Hospital doctors “are working closely” with public health officials “to confirm a diagnosis.”

In addition to quarantining the patient, the hospital said it enacted other strict precautionary measures.

“To date, there are no confirmed cases of Ebola in Ontario and the risk to Ontarians remains very low,” said Graham Pollett, the province’s Interim Chief Medical Officer of Health.

He also said that Ontario’s health care system “is prepared to respond should an individual arrive with symptoms that could suggest a disease, such as Ebola.”

He cautioned that initial Ebola symptoms “are similar to many more common diseases,” adding that health care providers “have been advised to be on heightened alert for Ebola cases.”

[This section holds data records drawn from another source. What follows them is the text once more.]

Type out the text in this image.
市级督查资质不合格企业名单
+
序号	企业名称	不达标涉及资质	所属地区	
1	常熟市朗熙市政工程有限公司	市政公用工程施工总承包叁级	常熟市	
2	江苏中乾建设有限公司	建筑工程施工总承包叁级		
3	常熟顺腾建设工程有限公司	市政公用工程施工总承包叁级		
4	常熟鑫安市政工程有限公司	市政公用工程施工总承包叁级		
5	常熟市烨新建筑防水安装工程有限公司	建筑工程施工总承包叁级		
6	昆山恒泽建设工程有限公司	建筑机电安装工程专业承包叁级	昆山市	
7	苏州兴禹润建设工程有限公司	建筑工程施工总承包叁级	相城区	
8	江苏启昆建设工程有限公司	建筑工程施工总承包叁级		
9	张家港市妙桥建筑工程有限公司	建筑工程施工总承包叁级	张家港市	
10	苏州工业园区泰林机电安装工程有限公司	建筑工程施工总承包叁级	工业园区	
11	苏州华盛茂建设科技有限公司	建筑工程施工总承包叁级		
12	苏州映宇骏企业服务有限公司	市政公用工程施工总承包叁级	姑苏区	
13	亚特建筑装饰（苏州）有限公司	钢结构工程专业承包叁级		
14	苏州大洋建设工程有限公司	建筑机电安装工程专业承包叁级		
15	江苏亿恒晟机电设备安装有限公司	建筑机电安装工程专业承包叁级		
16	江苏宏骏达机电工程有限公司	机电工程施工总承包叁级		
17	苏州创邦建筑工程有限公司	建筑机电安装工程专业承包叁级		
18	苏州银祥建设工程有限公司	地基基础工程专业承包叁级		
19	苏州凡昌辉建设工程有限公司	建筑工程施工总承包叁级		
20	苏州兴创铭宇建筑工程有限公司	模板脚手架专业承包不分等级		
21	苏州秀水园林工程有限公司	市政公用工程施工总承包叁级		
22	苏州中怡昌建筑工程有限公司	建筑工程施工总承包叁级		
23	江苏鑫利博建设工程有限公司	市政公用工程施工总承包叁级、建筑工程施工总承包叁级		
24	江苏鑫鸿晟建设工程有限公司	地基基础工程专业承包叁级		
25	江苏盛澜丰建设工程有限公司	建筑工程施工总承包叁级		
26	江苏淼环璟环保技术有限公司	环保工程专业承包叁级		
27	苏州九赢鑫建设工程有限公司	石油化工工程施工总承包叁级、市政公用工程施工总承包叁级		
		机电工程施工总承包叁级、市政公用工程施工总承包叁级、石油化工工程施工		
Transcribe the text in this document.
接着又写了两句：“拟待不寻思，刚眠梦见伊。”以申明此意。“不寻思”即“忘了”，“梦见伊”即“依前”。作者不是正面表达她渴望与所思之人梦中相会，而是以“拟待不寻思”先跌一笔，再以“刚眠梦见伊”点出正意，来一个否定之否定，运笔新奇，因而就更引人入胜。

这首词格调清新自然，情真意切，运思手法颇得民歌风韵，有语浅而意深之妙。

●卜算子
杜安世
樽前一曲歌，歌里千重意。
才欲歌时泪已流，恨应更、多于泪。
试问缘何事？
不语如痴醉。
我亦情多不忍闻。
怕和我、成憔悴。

Another senior Ontario health official, Eric Hoskins, said in a statement that with the “experience and lessons learned from the SARS epidemic, our hospitals have sophisticated infection control systems and procedures . . . and are fully equipped to deal with any potential cases of Ebola.”

The worst affected countries so far have been Sierra Leone, Liberia and Guinea, but Nigeria has also had nine confirmed cases of Ebola so far.

Nigerian President Goodluck Jonathan on Friday declared a national emergency several hours after the World Health Organization (WHO) called the epidemic a global health crisis.

Deadly virus
The Ebola virus that has triggered an historic epidemic of hemorrhagic fever is one of the deadliest known to man and has killed almost 1,000 people since January in west Africa.

The latest outbreak has a fatality rate of around 55-60 percent and had killed 961 people and infected around 1,800 by Friday, but for now it has been largely contained to countries in west Africa.

The tropical virus can fell its victims within days, causing severe fever and muscle pain, weakness, vomiting and diarrhea—in some cases shutting down organs and causing unstoppable bleeding.

Prior to the current outbreak, some 1,600 people had been diagnosed with Ebola haemorrhagic fever since the virus was first identified 36 years ago in the Democratic Republic of Congo (then Zaire), and 1,200 had died, the UN health agency says.

Experts say the virus, despite being extremely virulent, is containable because it kills its victims faster than it can spread to new ones.

The incubation period between exposure and the first symptoms varies from two to 21 days.

There are five species of the virus, of which three are particularly dangerous with fatality rates from 25 to 90 percent, according to the WHO.

It is transmitted through contact with the blood, body fluids,secretions or organs of an infected person.

The virus has been known to spread at burials where mourners touch the body, but doctors and nurses have also fallen ill after failing to take adequate precautions.

Even testing blood specimens for the disease presents “an extreme biohazard risk,” the WHO said.